Biden led Trump by 72,832 votes in Pennsylvania as of Tuesday, according to Associated Press tallies.
The Trump campaign's lawsuit seeks to delay Pennsylvania from certifying its election results. It asks the court to bar certification of results that include absentee and mail ballots that it claims were improperly "cured" of mistakes made by voters, without adequate oversight by Trump campaign monitors. It couldn't be immediately determined how many ballots are in question.
From the beginning, legal experts said the case had no chance of success. Courts are reluctant to invalidate ballots cast by voters who relied on instructions from election boards, they said, and mail balloting is constitutional and common.
Analysis:Nine legal experts say Trump's lawsuit challenging election results in Pennsylvania is dead on arrival
The Trump campaign’s arguments center on the Constitution’s equal protection clause, which requires “equal protection of the laws” for citizens. The pared-down complaint retains an argument based on the U.S. Supreme Court’s Bush v. Gore ruling that decided the 2000 presidential election.
Appeals court: Bush v. Gore ruling was limited to the 2000 election
The case that went before the appeals court was filed by Republican congressional candidate Jim Bognet and voters who alleged Pennsylvania's three-day extension for mail and absentee ballots improperly allowed county election boards to accept ballots "that would otherwise be unlawful."
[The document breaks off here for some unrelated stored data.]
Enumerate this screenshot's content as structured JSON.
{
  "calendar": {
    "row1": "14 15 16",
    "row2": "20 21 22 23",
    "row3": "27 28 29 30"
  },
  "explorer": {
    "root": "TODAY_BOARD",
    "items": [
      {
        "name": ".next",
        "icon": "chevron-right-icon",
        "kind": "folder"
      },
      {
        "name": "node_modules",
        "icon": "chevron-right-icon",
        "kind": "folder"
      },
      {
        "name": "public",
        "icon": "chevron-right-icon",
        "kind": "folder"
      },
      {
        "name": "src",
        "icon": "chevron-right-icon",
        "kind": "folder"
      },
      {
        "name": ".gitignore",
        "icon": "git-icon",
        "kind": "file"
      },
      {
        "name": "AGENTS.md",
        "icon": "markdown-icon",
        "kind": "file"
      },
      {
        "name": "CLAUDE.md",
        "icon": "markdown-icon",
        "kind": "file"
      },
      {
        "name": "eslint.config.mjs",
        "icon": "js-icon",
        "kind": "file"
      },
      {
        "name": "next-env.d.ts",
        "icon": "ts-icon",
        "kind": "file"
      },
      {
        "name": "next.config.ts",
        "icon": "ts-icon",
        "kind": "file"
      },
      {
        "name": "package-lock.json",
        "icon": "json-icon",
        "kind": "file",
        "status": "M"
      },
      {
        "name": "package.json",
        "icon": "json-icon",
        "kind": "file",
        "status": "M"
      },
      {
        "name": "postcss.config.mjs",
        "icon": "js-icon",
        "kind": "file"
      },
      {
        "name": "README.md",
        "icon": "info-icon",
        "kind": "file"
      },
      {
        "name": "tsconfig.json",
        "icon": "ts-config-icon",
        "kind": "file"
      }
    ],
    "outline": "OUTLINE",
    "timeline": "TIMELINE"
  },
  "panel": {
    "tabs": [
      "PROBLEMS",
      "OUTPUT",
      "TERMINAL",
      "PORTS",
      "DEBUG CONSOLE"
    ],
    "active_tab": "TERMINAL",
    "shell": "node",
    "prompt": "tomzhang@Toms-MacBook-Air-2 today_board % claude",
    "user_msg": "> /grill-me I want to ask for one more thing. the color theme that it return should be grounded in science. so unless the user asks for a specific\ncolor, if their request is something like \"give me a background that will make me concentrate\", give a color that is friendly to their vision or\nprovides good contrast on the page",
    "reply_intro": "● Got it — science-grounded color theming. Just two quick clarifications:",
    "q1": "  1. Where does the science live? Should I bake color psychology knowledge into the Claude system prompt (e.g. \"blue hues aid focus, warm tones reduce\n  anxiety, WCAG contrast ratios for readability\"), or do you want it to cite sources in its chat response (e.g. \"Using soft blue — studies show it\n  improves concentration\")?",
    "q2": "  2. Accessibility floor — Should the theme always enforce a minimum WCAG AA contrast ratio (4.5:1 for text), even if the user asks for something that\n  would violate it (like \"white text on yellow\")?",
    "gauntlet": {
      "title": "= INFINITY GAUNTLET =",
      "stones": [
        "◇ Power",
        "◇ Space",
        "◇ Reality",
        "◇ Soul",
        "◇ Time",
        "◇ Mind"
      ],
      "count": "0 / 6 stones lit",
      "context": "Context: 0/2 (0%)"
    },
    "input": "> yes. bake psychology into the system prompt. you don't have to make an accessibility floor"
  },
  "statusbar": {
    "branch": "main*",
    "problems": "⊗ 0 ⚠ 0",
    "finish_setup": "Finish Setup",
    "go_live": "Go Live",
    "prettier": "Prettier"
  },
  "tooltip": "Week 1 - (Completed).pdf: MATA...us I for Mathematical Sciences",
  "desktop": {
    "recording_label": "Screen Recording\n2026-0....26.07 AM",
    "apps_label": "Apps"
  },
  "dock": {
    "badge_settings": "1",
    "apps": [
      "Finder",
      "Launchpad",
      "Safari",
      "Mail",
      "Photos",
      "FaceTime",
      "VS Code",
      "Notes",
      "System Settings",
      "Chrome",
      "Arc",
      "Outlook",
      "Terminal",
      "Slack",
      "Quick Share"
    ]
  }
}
An appeals court panel denied some of that suit's constitutional arguments. The court said it did not review the Bush v. Gore decision in evaluating plaintiffs' equal protection arguments because the Supreme Court said in that ruling it was “limited to the present circumstances” of that case.
“That is a bad sign” for the Pennsylvania case argued on Tuesday, said Kermit Roosevelt, a professor of constitutional law at the University of Pennsylvania Law School in an email.
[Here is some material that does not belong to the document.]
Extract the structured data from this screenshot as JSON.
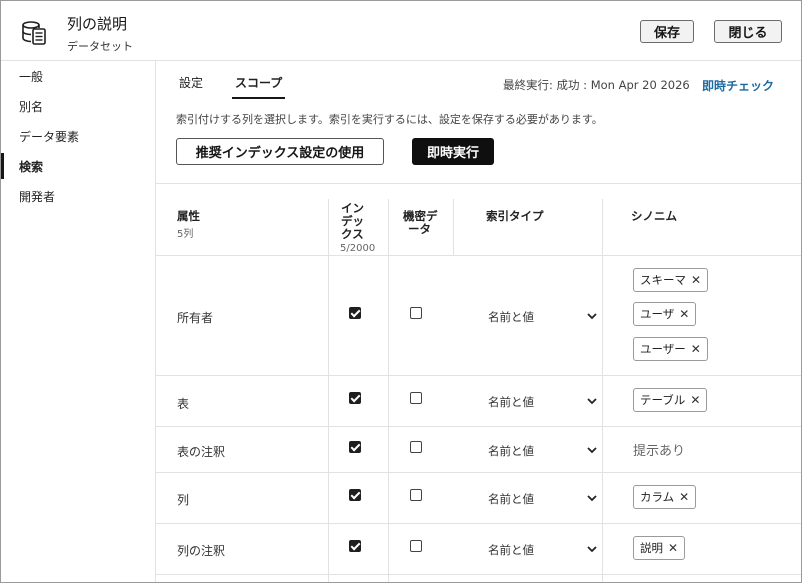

During his initial oral argument, Giuliani said the Trump campaign's allegations in Pennsylvania are part of its claims of "widespread, nationwide voter fraud." However, in lawsuits filed around the country, the campaign and its allies have failed to substantiate those claims.
Trump's poll observers were blocked from getting close enough to check for violations during the processing of hundreds of thousands of ballots in the Philadelphia and Pittsburgh area, Giuliani argued.
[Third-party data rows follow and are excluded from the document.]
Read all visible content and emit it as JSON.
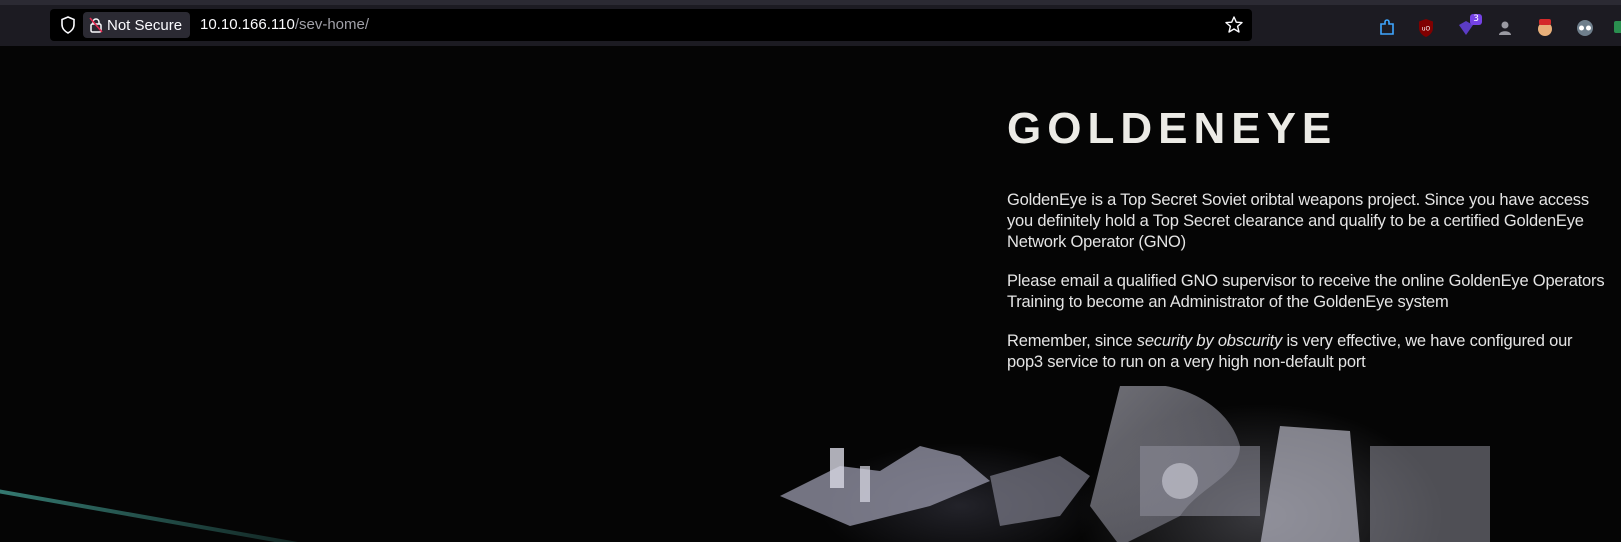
{
  "browser": {
    "security_label": "Not Secure",
    "url_host": "10.10.166.110",
    "url_path": "/sev-home/",
    "extensions": [
      {
        "name": "extension-puzzle-icon",
        "badge": ""
      },
      {
        "name": "ublock-icon",
        "badge": ""
      },
      {
        "name": "extension-purple-icon",
        "badge": "3"
      },
      {
        "name": "extension-mask-icon",
        "badge": ""
      },
      {
        "name": "extension-avatar-icon",
        "badge": ""
      },
      {
        "name": "extension-spy-icon",
        "badge": ""
      }
    ]
  },
  "page": {
    "title": "GOLDENEYE",
    "paragraph1": "GoldenEye is a Top Secret Soviet oribtal weapons project. Since you have access you definitely hold a Top Secret clearance and qualify to be a certified GoldenEye Network Operator (GNO)",
    "paragraph2": "Please email a qualified GNO supervisor to receive the online GoldenEye Operators Training to become an Administrator of the GoldenEye system",
    "paragraph3_before": "Remember, since ",
    "paragraph3_emphasis": "security by obscurity",
    "paragraph3_after": " is very effective, we have configured our pop3 service to run on a very high non-default port"
  }
}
Shortly after he spoke, however, the Pennsylvania Supreme Court overturned a lower appeals court ruling that said Philadelphia elections officials must enable watchers to get within 6 feet of ballot processing. But the Supreme Court ruled the state's election law "does not specify minimum distance parameters" for the observers.
Daniel Donovan, an attorney representing the Department of State's office, argued that much of what Giuliani contended has been dropped from the pared-down lawsuit. He argued the Trump campaign was unlikely to succeed on the arguments and urged Brann to dismiss the case.
That case and others are among an explosion of election-related legal challenges that even before Election Day had topped the number of similar federal lawsuits filed during the three prior presidential elections, a USA TODAY analysis found.
Trump's election challenges haven't gone far
Trump’s efforts to challenge election results, partly based on allegations of ineligible votes and inadequate observer access to ballot counting, have largely failed. In Pennsylvania alone, Trump supporters have filed at least 15 legal challenges in an effort to reclaim the state’s 20 electoral votes, the Associated Press reported Friday.
Judges in Pennsylvania, Arizona, Michigan, Georgia, Wisconsin and Nevada, however, have quickly dispatched some of them. A few have been appealed.
On Friday, Pennsylvania courts dismissed six Trump campaign lawsuits that argued nearly 9,000 absentee ballots should be disqualified for violations of state election code requirements.
Rival appeal petitions were filed over the weekend in those cases.
The four federal lawsuits voluntarily dismissed by voter plaintiffs on Monday in Michigan, Pennsylvania, Georgia and Wisconsin were linked to the law firm of conservative attorney James Bopp Jr. He is a legal consultant for Trump’s 2020 presidential election campaign.
The cases focused on alleged violations of the equal protection clause, as well as constitutional directives on elections and presidential electors. Each of the cases challenged election officials' inclusion of "illegal presidential elector results in certain counties."
Trump campaign alleged 'two-tiered voting system' in Pennsylvania
The Trump campaign’s case argued on Tuesday initially alleged that Pennsylvania used an “illegal, two-tiered voting system” – in-person and mail ballots. It argued that ballots cast in person were devalued because of the extended deadline and a lack of oversight for mail and absentee ballots.
But after Friday’s appeals court ruling in the other case, Trump campaign lawyers scrapped most of the references to a "two tiered" voting system, as well as constitutional arguments based on issues other than the equal protection clause.
The amended complaint alleges that Pennsylvania election officials in areas with heavy Democratic Party enrollment improperly enabled mail voters who had made technical mistakes on their ballots to “cure” the errors. Election officials in other areas of the state followed the law by not providing such assistance, the lawsuit charged.
The result was unequal treatment for voters in different parts of the state, Giuliani argued.
When the ballots were being counted, election officials in Democratic-majority areas “intentionally denied the Trump Campaign access to unobstructed observation ... denying plaintiffs and the residents of Pennsylvania the equal protection of the law,” the suit said.
Brann did not decide Tuesday on whether to issue an injunction that could invalidate ballots cast by Pennsylvania voters who were given the opportunity to fix problems with their mail ballots. Instead, the judge set a briefing schedule that suggests he would not issue a ruling until Friday evening at the earliest.